Nova fase da Operação Entre Lobos bloqueia até R$ 9 milhões e mira advogados suspeitos de dar continuidade ao esquema criminoso

Golpe contra idosos em SC tem quase 300 vítimas e Justiça apreende carros de luxo
Foto: Gaeco/ND Mais
Publicado em 21/01/2026 às 17:13

A nova fase da Operação Entre Lobos, deflagrada nesta terça-feira (20), voltou a expor um esquema criminoso que teria feito quase 300 vítimas idosas em Santa Catarina. A ação, conduzida pelo Ministério Público do Estado (MPSC), resultou no bloqueio de até R$ 9 milhões, na apreensão de quatro carros de luxo e no cumprimento de 13 mandados de busca e apreensão em seis municípios catarinenses.

As diligências ocorreram em Chapecó, São Miguel do Oeste, Caibi, Lages, Itajaí e São José, com atuação do Gaeco e apoio das polícias Militar e Civil.

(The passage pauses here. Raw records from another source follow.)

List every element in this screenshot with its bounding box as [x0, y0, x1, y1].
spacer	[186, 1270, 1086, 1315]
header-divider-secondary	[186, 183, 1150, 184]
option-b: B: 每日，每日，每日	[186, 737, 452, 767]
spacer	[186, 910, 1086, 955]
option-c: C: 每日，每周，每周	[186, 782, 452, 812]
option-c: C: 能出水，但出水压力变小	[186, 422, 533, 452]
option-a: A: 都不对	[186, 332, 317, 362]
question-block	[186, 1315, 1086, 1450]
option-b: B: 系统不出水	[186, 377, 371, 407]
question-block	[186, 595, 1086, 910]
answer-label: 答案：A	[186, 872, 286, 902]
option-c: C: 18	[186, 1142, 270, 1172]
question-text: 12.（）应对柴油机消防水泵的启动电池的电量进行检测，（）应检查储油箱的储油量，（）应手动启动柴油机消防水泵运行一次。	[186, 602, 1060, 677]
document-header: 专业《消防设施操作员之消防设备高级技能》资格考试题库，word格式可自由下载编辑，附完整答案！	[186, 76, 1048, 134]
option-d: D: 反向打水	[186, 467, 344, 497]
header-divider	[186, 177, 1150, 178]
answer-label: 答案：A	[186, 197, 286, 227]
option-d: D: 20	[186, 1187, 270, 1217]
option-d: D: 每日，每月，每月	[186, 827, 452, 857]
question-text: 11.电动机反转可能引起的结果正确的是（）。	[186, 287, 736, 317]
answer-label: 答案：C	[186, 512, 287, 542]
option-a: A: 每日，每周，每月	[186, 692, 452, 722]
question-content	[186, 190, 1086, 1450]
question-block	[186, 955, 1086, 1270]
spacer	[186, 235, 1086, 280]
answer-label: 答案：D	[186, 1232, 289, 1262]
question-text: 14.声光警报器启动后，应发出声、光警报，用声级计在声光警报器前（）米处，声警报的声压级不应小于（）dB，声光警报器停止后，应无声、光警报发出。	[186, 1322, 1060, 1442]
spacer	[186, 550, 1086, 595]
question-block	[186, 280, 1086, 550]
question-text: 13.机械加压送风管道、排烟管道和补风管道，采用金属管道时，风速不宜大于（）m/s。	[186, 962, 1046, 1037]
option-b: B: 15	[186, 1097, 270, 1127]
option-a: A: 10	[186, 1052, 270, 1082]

Segundo o MPSC, aproximadamente 280 pessoas em situação de vulnerabilidade podem ter sido prejudicadas pelo esquema.

De acordo com a investigação, esta etapa é um desdobramento direto da primeira fase da operação, realizada em julho do ano passado. Com o avanço das apurações, os investigadores identificaram a criação de um novo escritório de advocacia, que teria assumido a atuação do grupo criminoso original de forma dissimulada.

Segundo o promotor de Justiça Edisson de Melo Menzes, o novo escritório se apresentava como independente e de boa-fé, mas mantinha ligações diretas com os investigados da fase inicial da operação, dando continuidade ao esquema.

Durante a ação, quatro veículos de luxo foram apreendidos em Lages. Conforme o Ministério Público, os automóveis pertencem ao advogado que teria assumido o comando do escritório ligado à organização criminosa após a primeira fase da investigação.

Além disso, a nova etapa revelou indícios de lavagem de dinheiro e obstrução da Justiça. Diante disso, a Vara de Organizações Criminosas determinou o bloqueio de valores que podem chegar a R$ 9 milhões, além de outras medidas cautelares.

Entre as determinações judiciais estão o monitoramento eletrônico de investigados, a suspensão de atividades de empresas envolvidas e a proibição de solicitação ou recebimento de valores por meio de alvarás judiciais ligados às empresas de fachada.

Ao todo, quatro advogados estão entre os principais alvos da operação, com o acompanhamento de representantes da Ordem dos Advogados do Brasil (OAB) durante o cumprimento dos mandados.

A Operação Entre Lobos investiga um esquema criado para aplicar golpes contra idosos por meio da compra de cessões de créditos judiciais, especialmente em ações bancárias. Segundo o Ministério Público, empresas de fachada eram utilizadas para dar aparência de legalidade às transações.

A investigação segue em sigilo e novas diligências não estão descartadas, inclusive para identificar outros possíveis envolvidos e apurar se o esquema pode ter feito ainda mais vítimas.